L'idéologie au lieu des faits
L'eurodéputé critique le fait que lorsque les faits contredisent l'idéologie de l'UE, celle-ci se contente de les mettre de côté. Il estime que cela est particulièrement évident dans le secteur de l'énergie. „De manière arbitraire, les dirigeants de l'Union européenne dictent aux États membres la part des soi-disant énergies renouvelables qu'ils devraient avoir dans leur bouquet énergétique“.“ uvádí.
Grâce au système de quotas d'émission ETS 1, a déclaré M. Doležal, la production d'électricité à partir du charbon est pratiquement impossible.
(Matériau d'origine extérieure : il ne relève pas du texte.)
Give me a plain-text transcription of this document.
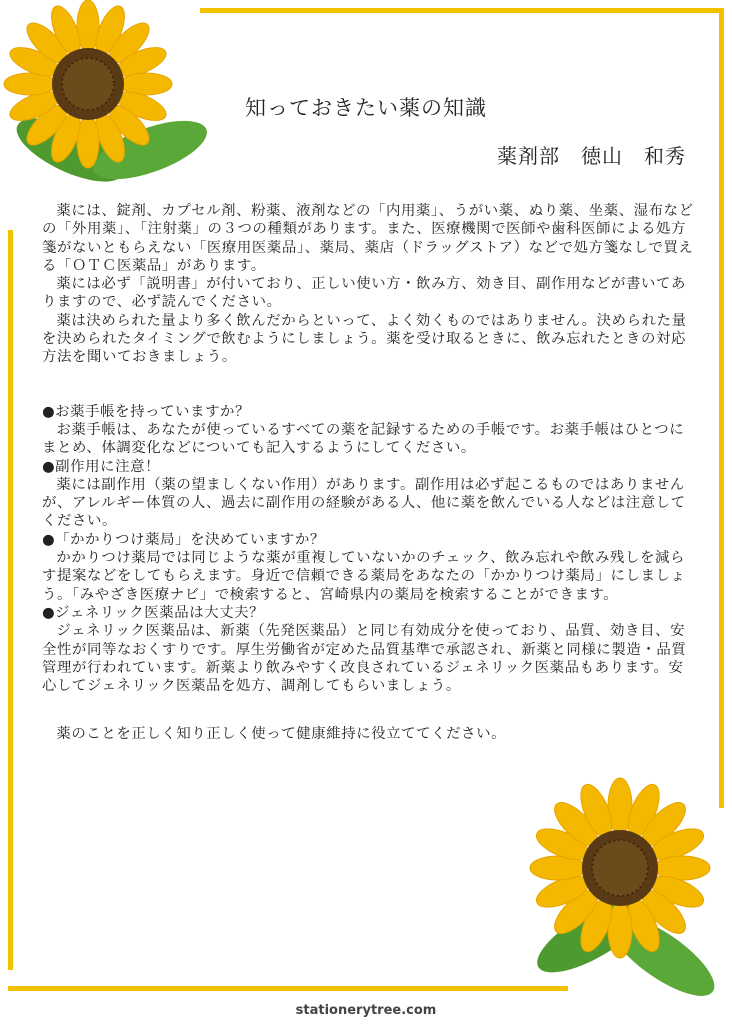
知っておきたい薬の知識

薬剤部　徳山　和秀

薬には、錠剤、カプセル剤、粉薬、液剤などの「内用薬」、うがい薬、ぬり薬、坐薬、湿布などの「外用薬」、「注射薬」の３つの種類があります。また、医療機関で医師や歯科医師による処方箋がないともらえない「医療用医薬品」、薬局、薬店（ドラッグストア）などで処方箋なしで買える「ＯＴＣ医薬品」があります。

薬には必ず「説明書」が付いており、正しい使い方・飲み方、効き目、副作用などが書いてありますので、必ず読んでください。

薬は決められた量より多く飲んだからといって、よく効くものではありません。決められた量を決められたタイミングで飲むようにしましょう。薬を受け取るときに、飲み忘れたときの対応方法を聞いておきましょう。

●お薬手帳を持っていますか？

お薬手帳は、あなたが使っているすべての薬を記録するための手帳です。お薬手帳はひとつにまとめ、体調変化などについても記入するようにしてください。

●副作用に注意！

薬には副作用（薬の望ましくない作用）があります。副作用は必ず起こるものではありませんが、アレルギー体質の人、過去に副作用の経験がある人、他に薬を飲んでいる人などは注意してください。

●「かかりつけ薬局」を決めていますか？

かかりつけ薬局では同じような薬が重複していないかのチェック、飲み忘れや飲み残しを減らす提案などをしてもらえます。身近で信頼できる薬局をあなたの「かかりつけ薬局」にしましょう。「みやざき医療ナビ」で検索すると、宮崎県内の薬局を検索することができます。

●ジェネリック医薬品は大丈夫？

ジェネリック医薬品は、新薬（先発医薬品）と同じ有効成分を使っており、品質、効き目、安全性が同等なおくすりです。厚生労働省が定めた品質基準で承認され、新薬と同様に製造・品質管理が行われています。新薬より飲みやすく改良されているジェネリック医薬品もあります。安心してジェネリック医薬品を処方、調剤してもらいましょう。

薬のことを正しく知り正しく使って健康維持に役立ててください。

stationerytree.com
Les mines de charbon et les centrales électriques ferment non pas parce qu'elles ne sont pas rentables, mais parce qu'elles ne sont pas viables économiquement et qu'elles sont grevées de quotas d'émission.
Critique de l'approche de l'UE : au lieu d'une révision, un durcissement
M. Doležal s'inquiète du fait que la réponse aux effets négatifs de ces politiques ne consiste pas à les abroger ou à les réviser, mais à les renforcer davantage. Il a mentionné les objectifs climatiques, selon lesquels l'UE doit être totalement neutre sur le plan climatique et ne pas émettre d'émissions d'ici 2050. „Nous sommes censés investir davantage dans la production d'énergie éolienne, non pas parce qu'elle en vaut la peine, mais parce qu'il s'agit d'un secteur qui bénéficie d'énormes subventions“.“ říká.
Chine : accès national et conservation
Contrairement à l'UE, M. Doležal a déclaré que la Chine agissait au niveau national et dans une perspective à long terme. „Bien sûr, ils protègent la nature - c'est ce que nous voulons aussi“.“ reconnaît le député. Cependant, la différence fondamentale réside dans les outils utilisés.
„Pour protéger la nature et l'environnement, nous devons avant tout être une société riche. Et nous ne le serons que si les citoyens et les entreprises ont des dépenses obligatoires bon marché - et cela inclut le paiement de l'énergie en premier lieu.“ uzavírá Doležal.